There is an interesting article in the Express today reporting that today is the first day that Baby Boomers are old enough to retire. If they were conceived on VE Day back in May 1945, they are now 65 and therefore at the end of their working life. Those old enough to retire have seen incredible changes in the workplace – the introduction of equal opportunity policies; the working time derivative; the global expansion of commerce and of course the communication revolution brought on by the internet, to name only a few. With a large number of Boomers still having to financially support their Gen Y offspring, what does this mean for their ‘golden’ years?
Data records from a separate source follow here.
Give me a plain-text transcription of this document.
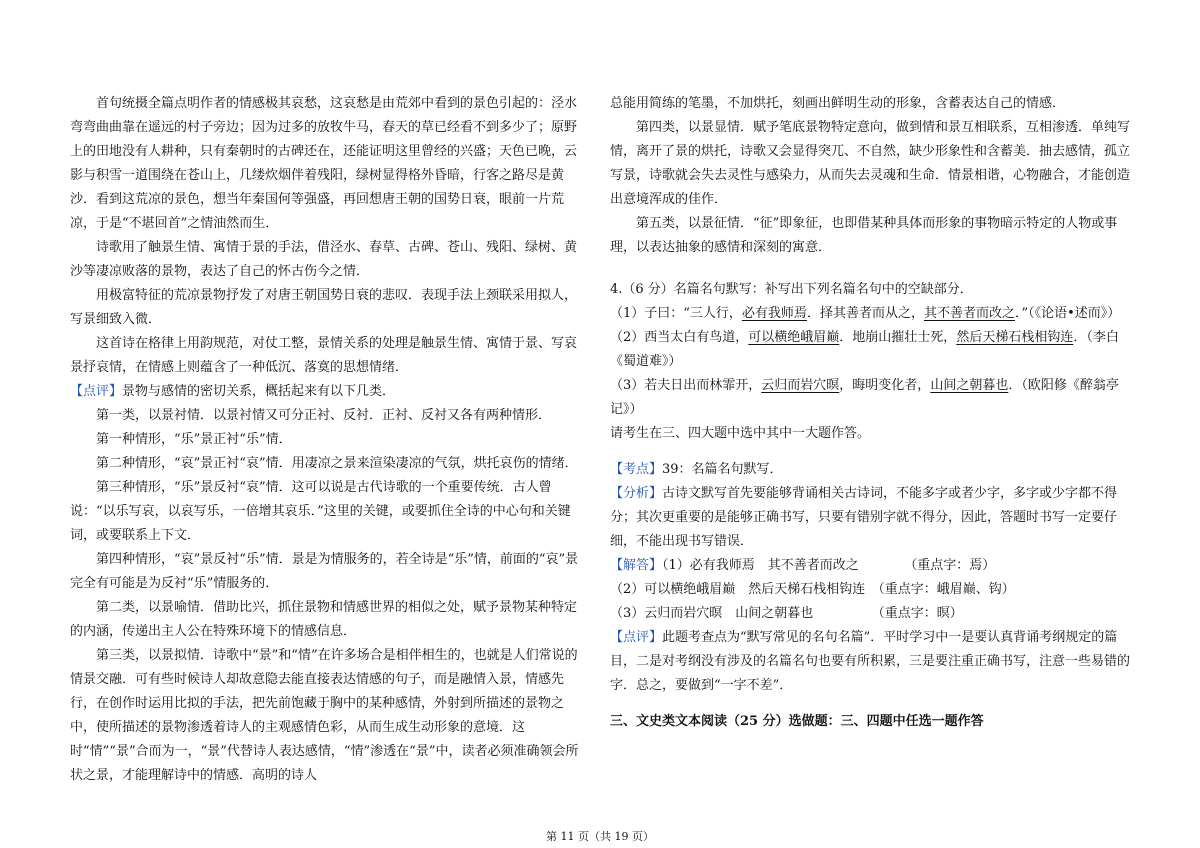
首句统摄全篇点明作者的情感极其哀愁，这哀愁是由荒郊中看到的景色引起的：泾水弯弯曲曲靠在遥远的村子旁边；因为过多的放牧牛马，春天的草已经看不到多少了；原野上的田地没有人耕种，只有秦朝时的古碑还在，还能证明这里曾经的兴盛；天色已晚，云影与积雪一道围绕在苍山上，几缕炊烟伴着残阳，绿树显得格外昏暗，行客之路尽是黄沙．看到这荒凉的景色，想当年秦国何等强盛，再回想唐王朝的国势日衰，眼前一片荒凉，于是“不堪回首”之情油然而生．

诗歌用了触景生情、寓情于景的手法，借泾水、春草、古碑、苍山、残阳、绿树、黄沙等凄凉败落的景物，表达了自己的怀古伤今之情．

用极富特征的荒凉景物抒发了对唐王朝国势日衰的悲叹．表现手法上颈联采用拟人，写景细致入微．

这首诗在格律上用韵规范，对仗工整，景情关系的处理是触景生情、寓情于景、写哀景抒哀情，在情感上则蕴含了一种低沉、落寞的思想情绪．

【点评】景物与感情的密切关系，概括起来有以下几类．

第一类，以景衬情．以景衬情又可分正衬、反衬．正衬、反衬又各有两种情形．

第一种情形，“乐”景正衬“乐”情．

第二种情形，“哀”景正衬“哀”情．用凄凉之景来渲染凄凉的气氛，烘托哀伤的情绪．

第三种情形，“乐”景反衬“哀”情．这可以说是古代诗歌的一个重要传统．古人曾说：“以乐写哀，以哀写乐，一倍增其哀乐．”这里的关键，或要抓住全诗的中心句和关键词，或要联系上下文．

第四种情形，“哀”景反衬“乐”情．景是为情服务的，若全诗是“乐”情，前面的“哀”景完全有可能是为反衬“乐”情服务的．

第二类，以景喻情．借助比兴，抓住景物和情感世界的相似之处，赋予景物某种特定的内涵，传递出主人公在特殊环境下的情感信息．

第三类，以景拟情．诗歌中“景”和“情”在许多场合是相伴相生的，也就是人们常说的情景交融．可有些时候诗人却故意隐去能直接表达情感的句子，而是融情入景，情感先行，在创作时运用比拟的手法，把先前饱藏于胸中的某种感情，外射到所描述的景物之中，使所描述的景物渗透着诗人的主观感情色彩，从而生成生动形象的意境．这时“情”“景”合而为一，“景”代替诗人表达感情，“情”渗透在“景”中，读者必须准确领会所状之景，才能理解诗中的情感．高明的诗人

总能用简练的笔墨，不加烘托，刻画出鲜明生动的形象，含蓄表达自己的情感．

第四类，以景显情．赋予笔底景物特定意向，做到情和景互相联系，互相渗透．单纯写情，离开了景的烘托，诗歌又会显得突兀、不自然，缺少形象性和含蓄美．抽去感情，孤立写景，诗歌就会失去灵性与感染力，从而失去灵魂和生命．情景相谐，心物融合，才能创造出意境浑成的佳作．

第五类，以景征情．“征”即象征，也即借某种具体而形象的事物暗示特定的人物或事理，以表达抽象的感情和深刻的寓意．

4.（6 分）名篇名句默写：补写出下列名篇名句中的空缺部分．

（1）子曰：“三人行，必有我师焉．择其善者而从之，其不善者而改之．”（《论语•述而》）

（2）西当太白有鸟道，可以横绝峨眉巅．地崩山摧壮士死，然后天梯石栈相钩连．（李白《蜀道难》）

（3）若夫日出而林霏开，云归而岩穴暝，晦明变化者，山间之朝暮也．（欧阳修《醉翁亭记》）

请考生在三、四大题中选中其中一大题作答。

【考点】39：名篇名句默写．

【分析】古诗文默写首先要能够背诵相关古诗词，不能多字或者少字，多字或少字都不得分；其次更重要的是能够正确书写，只要有错别字就不得分，因此，答题时书写一定要仔细，不能出现书写错误．

【解答】（1）必有我师焉　其不善者而改之　　　　（重点字：焉）

（2）可以横绝峨眉巅　然后天梯石栈相钩连　（重点字：峨眉巅、钩）

（3）云归而岩穴暝　山间之朝暮也　　　　　（重点字：暝）

【点评】此题考查点为“默写常见的名句名篇”．平时学习中一是要认真背诵考纲规定的篇目，二是对考纲没有涉及的名篇名句也要有所积累，三是要注重正确书写，注意一些易错的字．总之，要做到“一字不差”．

三、文史类文本阅读（25 分）选做题：三、四题中任选一题作答

第 11 页（共 19 页）
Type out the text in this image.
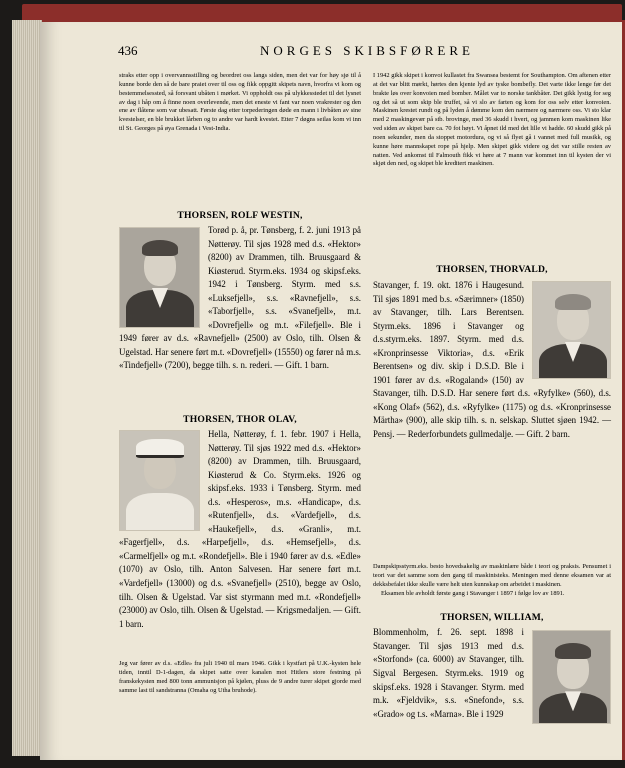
436	NORGES SKIBSFØRERE
straks etter opp i overvannsstilling og beordret oss langs siden, men det var for høy sjø til å kunne borde den så de bare praiet over til oss og fikk oppgitt skipets navn, hvorfra vi kom og bestemmelsessted, så forsvant ubåten i mørket. Vi oppholdt oss på ulykkesstedet til det lysnet av dag i håp om å finne noen overlevende, men det eneste vi fant var noen vrakrester og den ene av flåtene som var ubesatt. Første dag etter torpederingen døde en mann i livbåten av sine kvestelser, en ble brukket lårben og to andre var hardt kvestet. Etter 7 døgns seilas kom vi inn til St. Georges på øya Grenada i Vest-India.

THORSEN, ROLF WESTIN,

Torød p. å, pr. Tønsberg, f. 2. juni 1913 på Nøtterøy. Til sjøs 1928 med d.s. «Hektor» (8200) av Drammen, tilh. Bruusgaard & Kiøsterud. Styrm.eks. 1934 og skipsf.eks. 1942 i Tønsberg. Styrm. med s.s. «Luksefjell», s.s. «Ravnefjell», s.s. «Taborfjell», s.s. «Svanefjell», m.t. «Dovrefjell» og m.t. «Filefjell». Ble i 1949 fører av d.s. «Ravnefjell» (2500) av Oslo, tilh. Olsen & Ugelstad. Har senere ført m.t. «Dovrefjell» (15550) og fører nå m.s. «Tindefjell» (7200), begge tilh. s. n. rederi. — Gift. 1 barn.

THORSEN, THOR OLAV,

Hella, Nøtterøy, f. 1. febr. 1907 i Hella, Nøtterøy. Til sjøs 1922 med d.s. «Hektor» (8200) av Drammen, tilh. Bruusgaard, Kiøsterud & Co. Styrm.eks. 1926 og skipsf.eks. 1933 i Tønsberg. Styrm. med d.s. «Hesperos», m.s. «Handicap», d.s. «Rutenfjell», d.s. «Vardefjell», d.s. «Haukefjell», d.s. «Granli», m.t. «Fagerfjell», d.s. «Harpefjell», d.s. «Hemsefjell», d.s. «Carmelfjell» og m.t. «Rondefjell». Ble i 1940 fører av d.s. «Edle» (1070) av Oslo, tilh. Anton Salvesen. Har senere ført m.t. «Vardefjell» (13000) og d.s. «Svanefjell» (2510), begge av Oslo, tilh. Olsen & Ugelstad. Var sist styrmann med m.t. «Rondefjell» (23000) av Oslo, tilh. Olsen & Ugelstad. — Krigsmedaljen. — Gift. 1 barn.
Jeg var fører av d.s. «Edle» fra juli 1940 til mars 1946. Gikk i kystfart på U.K.-kysten hele tiden, inntil D-1-dagen, da skipet satte over kanalen mot Hitlers store festning på franskekysten med 800 tonn ammunisjon på kjølen, pluss de 9 andre turer skipet gjorde med samme last til sandstranna (Omaha og Utha bruhode).
I 1942 gikk skipet i konvoi kullastet fra Swansea bestemt for Southampton. Om aftenen etter at det var blitt mørkt, hørtes den kjente lyd av tyske bombefly. Det varte ikke lenge før det brakte løs over konvoien med bomber. Målet var to norske tankbåter. Det gikk lystig for seg og det så ut som skip ble truffet, så vi slo av farten og kom for oss selv etter konvoien. Maskinen krestet rundt og på lyden å dømme kom den nærmere og nærmere oss. Vi sto klar med 2 maskingevær på stb. brovinge, med 36 skudd i hvert, og jammen kom maskinen like ved siden av skipet bare ca. 70 fot høyt. Vi åpnet ild med det lille vi hadde. 60 skudd gikk på noen sekunder, men da stoppet motordura, og vi så flyet gå i vannet med full musikk, og kunne høre mannskapet rope på hjelp. Men skipet gikk videre og det var stille resten av natten. Ved ankomst til Falmouth fikk vi høre at 7 mann var kommet inn til kysten der vi skjøt den ned, og skipet ble kreditert maskinen.

THORSEN, THORVALD,

Stavanger, f. 19. okt. 1876 i Haugesund. Til sjøs 1891 med b.s. «Særimner» (1850) av Stavanger, tilh. Lars Berentsen. Styrm.eks. 1896 i Stavanger og d.s.styrm.eks. 1897. Styrm. med d.s. «Kronprinsesse Viktoria», d.s. «Erik Berentsen» og div. skip i D.S.D. Ble i 1901 fører av d.s. «Rogaland» (150) av Stavanger, tilh. D.S.D. Har senere ført d.s. «Ryfylke» (560), d.s. «Kong Olaf» (562), d.s. «Ryfylke» (1175) og d.s. «Kronprinsesse Märtha» (900), alle skip tilh. s. n. selskap. Sluttet sjøen 1942. — Pensj. — Rederforbundets gullmedalje. — Gift. 2 barn.
Dampskipsstyrm.eks. besto hovedsakelig av maskinlære både i teori og praksis. Pensumet i teori var det samme som den gang til maskinisteks. Meningen med denne eksamen var at dekksbefalet ikke skulle være helt uten kunnskap om arbeidet i maskinen.
Eksamen ble avholdt første gang i Stavanger i 1897 i følge lov av 1891.

THORSEN, WILLIAM,

Blommenholm, f. 26. sept. 1898 i Stavanger. Til sjøs 1913 med d.s. «Storfond» (ca. 6000) av Stavanger, tilh. Sigval Bergesen. Styrm.eks. 1919 og skipsf.eks. 1928 i Stavanger. Styrm. med m.k. «Fjeldvik», s.s. «Snefond», s.s. «Grado» og t.s. «Marna». Ble i 1929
The article notes some startling facts:
- Retiring baby boomers will add £2billion to taxpayers’ bill for the basic state pension – which totalled £56billion last year
- 23 per cent of pensioners – 2.5 million people – live an impoverished retirement
- There are more people aged over 60 than under 16
- In the 10 areas of the UK with the oldest populations there is one person in retirement for every two of working age
Looking at these statistics, it seems unavoidable that the government has to change retirement laws. The simple question is: can we afford to retire? A quick pole amongst friends produces worrying results – very few have considered, or are actively contributing to a pension. And with pay freezes and job cuts, it is way down on the list of economic priorities for the average Gen Y-er.
An interesting thought then is, if Boomers can’t afford to retire (because they are supporting out of work Gen Y-ers), what happens to Gen X middle managers who are looking for promotion? With no Boomer shoes to fill, will they just have to wait? And in turn what impact does this have on their ability to increase their incomes and save for the future?
The reality is that the impact of generational size and mobility will affect everyone and we shouldn’t wait until we are 65 to start worrying about it.